Proceso de 9 días a la nutrición pránica. Una mirada desde dentro


Es el octavo día de los nueve de los que consta este proceso en el que estoy participando en este momento en una zona rural de la región Occitania en el sur de Francia. Mi mente ha recuperado la claridad y el impulso para funcionar con normalidad, mi cuerpo físico está recuperando las fuerzas aunque visiblemente mas delgado tras esta intensa detoxificación. Vuelvo a encontrarme bien, muy bien, mucho mejor que cuando vine, así que tras despertarme esta mañana me entraron muchas ganas de compartir mi experiencia con vosotros. Por cierto, he vuelto ha recuperar un sueño profundo, continuado y reparador por las noches, algo como hacia años que no disfrutaba.

Dejadme que os cuente inicialmente a modo resumido qué es todo esto de la nutrición pránica. En el universo material que percibimos todo está compuesto de energía vibrante con mayor o menor frecuencia. Cuanto más se vaya reduciendo la vibración de la energía más densificada estará esa sustancia y más solida se apreciará, y viceversa. A través de la inclusión de energía con mayor vibración a una sustancia, por ejemplo el hielo, este cambiará su estado primero a agua y después a gas; va aumentando así la cantidad de energía y se transforma a un nuevo estado mas ligero, mas liviano, mas poderoso (es el vapor de agua moviendo generadores lo que produce la mayor parte de la energía eléctrica que consumimos).

Para mi sorpresa conocí hace ya unos cuantos años, quizá alrededor del 2006 o 2007 que el ser humano podía alimentarse con energía primordial, no densificada, que los hindúes conocen como prana, o los chinos como Qi, o los japoneses como Ki; la ciencia lo llama energía eléctrica. Fue a través del documental “Vivir de la Luz”, un trabajo excepcional de investigación que fue en su momento proyectado en algunas salas de cine en Madrid (te recomiendo que la veas si te interesa todo esto, puedes encontrarla en Vimeo). Ocurre que este prana existe de forma abundante y está a nuestra disposición, pudiendo elevar la vibración de nuestro cuerpo y poner a su disposición la energía necesaria para que todos sus procesos naturales ocurran con total normalidad, sin problema. Cualquier enfermedad se manifiesta cuando la energía eléctrica deja de estar disponible en la cantidad necesaria en una determinada zona del cuerpo; esto ocurre por diversas causas en las que no vamos a entrar aquí, pero siempre que se restituye la energía comienza la regeneración celular y por tanto vuelve uno a recuperar la salud y la funcionalidad perfectas en el cuerpo, lo que es natural. 
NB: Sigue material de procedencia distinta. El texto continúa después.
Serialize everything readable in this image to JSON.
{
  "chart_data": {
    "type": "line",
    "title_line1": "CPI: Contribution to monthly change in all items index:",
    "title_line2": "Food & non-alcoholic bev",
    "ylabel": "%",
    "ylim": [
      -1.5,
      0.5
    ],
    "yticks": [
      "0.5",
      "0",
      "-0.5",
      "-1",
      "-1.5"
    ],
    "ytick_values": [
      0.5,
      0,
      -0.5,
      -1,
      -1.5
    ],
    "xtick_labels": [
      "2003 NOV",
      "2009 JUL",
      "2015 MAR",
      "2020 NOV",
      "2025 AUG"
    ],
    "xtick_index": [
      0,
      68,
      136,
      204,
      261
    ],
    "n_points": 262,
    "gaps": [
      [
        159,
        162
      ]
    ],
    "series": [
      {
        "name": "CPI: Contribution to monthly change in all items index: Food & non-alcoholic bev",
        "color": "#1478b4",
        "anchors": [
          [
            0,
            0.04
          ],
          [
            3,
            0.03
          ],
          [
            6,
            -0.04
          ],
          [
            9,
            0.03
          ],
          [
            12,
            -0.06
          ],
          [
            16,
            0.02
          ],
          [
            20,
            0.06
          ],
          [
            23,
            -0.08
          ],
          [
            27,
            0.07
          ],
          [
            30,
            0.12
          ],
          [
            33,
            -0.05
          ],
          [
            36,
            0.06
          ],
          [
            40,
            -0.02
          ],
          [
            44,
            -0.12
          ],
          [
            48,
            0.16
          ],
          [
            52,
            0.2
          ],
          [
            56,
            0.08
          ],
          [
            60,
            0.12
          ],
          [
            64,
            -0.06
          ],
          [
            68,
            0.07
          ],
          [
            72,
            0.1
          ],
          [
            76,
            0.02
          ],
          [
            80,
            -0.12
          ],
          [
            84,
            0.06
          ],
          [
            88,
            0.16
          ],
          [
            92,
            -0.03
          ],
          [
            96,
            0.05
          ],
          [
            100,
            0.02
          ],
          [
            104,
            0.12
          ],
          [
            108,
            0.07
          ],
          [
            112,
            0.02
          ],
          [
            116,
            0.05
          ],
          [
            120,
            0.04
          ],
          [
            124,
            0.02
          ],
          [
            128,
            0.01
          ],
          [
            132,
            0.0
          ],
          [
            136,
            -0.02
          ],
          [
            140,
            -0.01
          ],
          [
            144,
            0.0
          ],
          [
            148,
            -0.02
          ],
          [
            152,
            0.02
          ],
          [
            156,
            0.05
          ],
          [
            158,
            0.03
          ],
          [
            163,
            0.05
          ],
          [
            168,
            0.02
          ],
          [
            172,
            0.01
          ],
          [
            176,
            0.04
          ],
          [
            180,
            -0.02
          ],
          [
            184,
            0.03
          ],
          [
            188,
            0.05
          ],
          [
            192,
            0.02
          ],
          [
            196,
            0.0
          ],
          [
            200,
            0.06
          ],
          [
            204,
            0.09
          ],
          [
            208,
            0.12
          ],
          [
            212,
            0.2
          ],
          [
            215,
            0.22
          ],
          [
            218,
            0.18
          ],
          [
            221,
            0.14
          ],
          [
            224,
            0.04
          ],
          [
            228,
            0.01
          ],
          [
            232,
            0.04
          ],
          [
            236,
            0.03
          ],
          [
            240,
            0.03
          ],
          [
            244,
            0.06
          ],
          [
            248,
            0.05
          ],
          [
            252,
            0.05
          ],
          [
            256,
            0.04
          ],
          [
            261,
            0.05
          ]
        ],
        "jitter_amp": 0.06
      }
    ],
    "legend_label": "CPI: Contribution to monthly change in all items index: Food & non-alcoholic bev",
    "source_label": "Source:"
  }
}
En su día cuando vi la película produjo en mi un gran asombro, aunque sentía que no era momento para mi de probar algo así; bueno, pues hace poco mas de un año comenzaron de nuevo a llegar a mi informaciones sobre este asunto de la nutrición pránica y estuve viendo conferencias de distintas personas que ya vivían en este estado. Me llamo la atención un hombre, Nicolas Pilartz, escuché varias de sus conferencias y sentí ganas de experimentar este proceso con él. Busqué en su web (www.pranicenter.com) y encontré que guiaba un retiro de 21 días para realizar el proceso en mayo de 2020, así que me apunté. Posteriormente no pudo darse por el confinamiento y tuve que retrasarlo a otro retiro que tendría lugar en julio del mismo año, que es en el que estoy (ahora si) disfrutando estos días.

Lo primero de todo decir qué es esto del “proceso” pránico. Seguro que sois conscientes de que una parte del mundo se están muriendo de hambre y en la otra parte se están muriendo de exceso de comida. Esto es literal ya que se ha demostrado en estudios científicos que una dieta hipocalorica hace que enfermemos menos y vivamos mas años. Lo que ocurre en el mundo desarrollado es que ingerimos demasiada comida (sin entrar ni en la calidad ni en la variedad de la misma), una dieta que nos da energía por un lado y nos la quita por otro. Cada vez que comemos hemos de realizar un trabajo de digestión que será mas demandante energéticamente cuanto mas densa sea la comida que ingiramos (recuerda que la densidad está relacionada con la velocidad a la que vibra esa energía). Además si comemos en exceso tendremos que gastar energía en los procesos metabólicos para almacenar dichos excesos.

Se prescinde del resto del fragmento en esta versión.